本作品はF-14トムキャットのドッグファイトシーンが売りの飛行機映画で、その数々のシーンを彩るのに相応しいカッコいい曲が多数収録されています。当時のオスカー授賞式で、この映画の映像と音楽のマッチングの手法が紹介されていて「ほほーなるほど」と思った記憶があります。ベルリンの歌う5曲目は当時アカデミー賞で最優秀主題歌賞に輝きました。またビリー・アイドルとの仕事で有名なスティーヴ・スティーヴンスが演奏する10曲目も、グラミー賞のベスト・インストゥルメンタルを受賞しました。とにかく80年代テイスト満載の一枚なので、80年代LOVERなら気に入ること間違い無しです。最後まで一気に駆け抜けるポップセンスは正に(80年代)サントラの最高傑作の名に相応しいものです。

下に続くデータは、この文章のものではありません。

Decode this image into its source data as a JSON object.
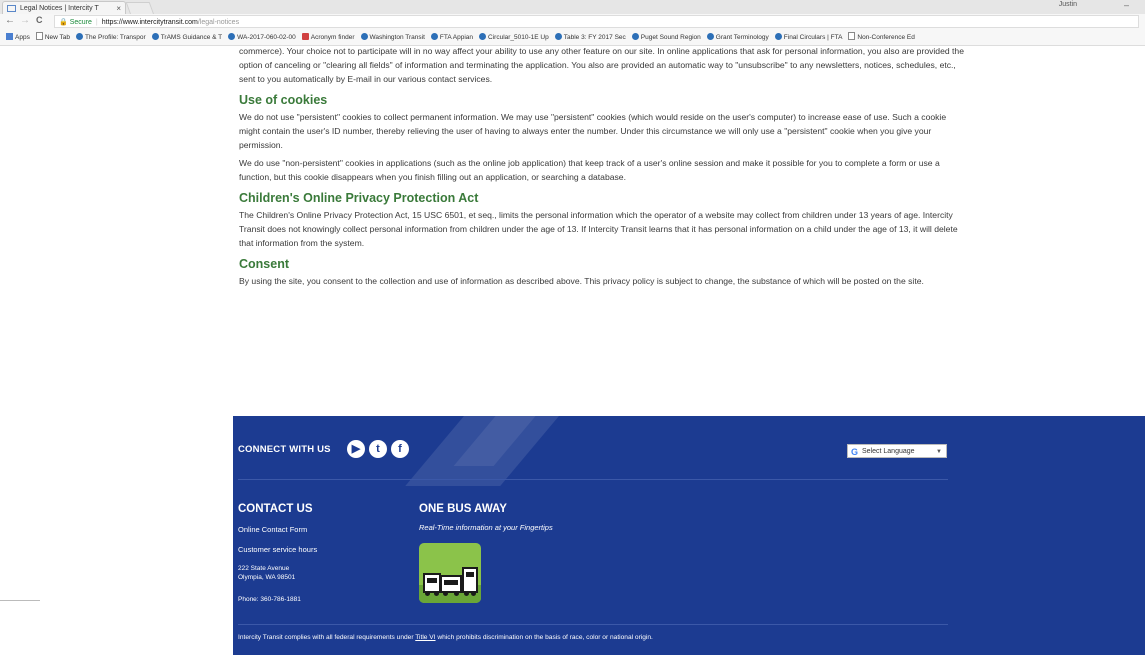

ちなみに「トップガン」が公開された後、アメリカ海軍の志願者が一割増えたとか…。無理もない、だってあの映画カッコいいもん。今考えたらあんまりリアルじゃなかったような気もするけど、「海軍のパイロット達はビーチバレーや金髪ギャルとロマンスしながらNINJAで爆走してドッグファイトもこなすクールガイなんだぜ!」なんてのを見せられたら、アンクルサムもお呼びでない。その後雨後の筍の如くドッグファイト映画が作られるようになったのも功績の一つ。
あの映画が好きな人なら必聴、80年代ポップが好きな人も必聴の一枚。映画もカッコよけりゃサントラもカッコいい!を体現した一枚です。冗長にならず40分弱にまとまってるのも◎!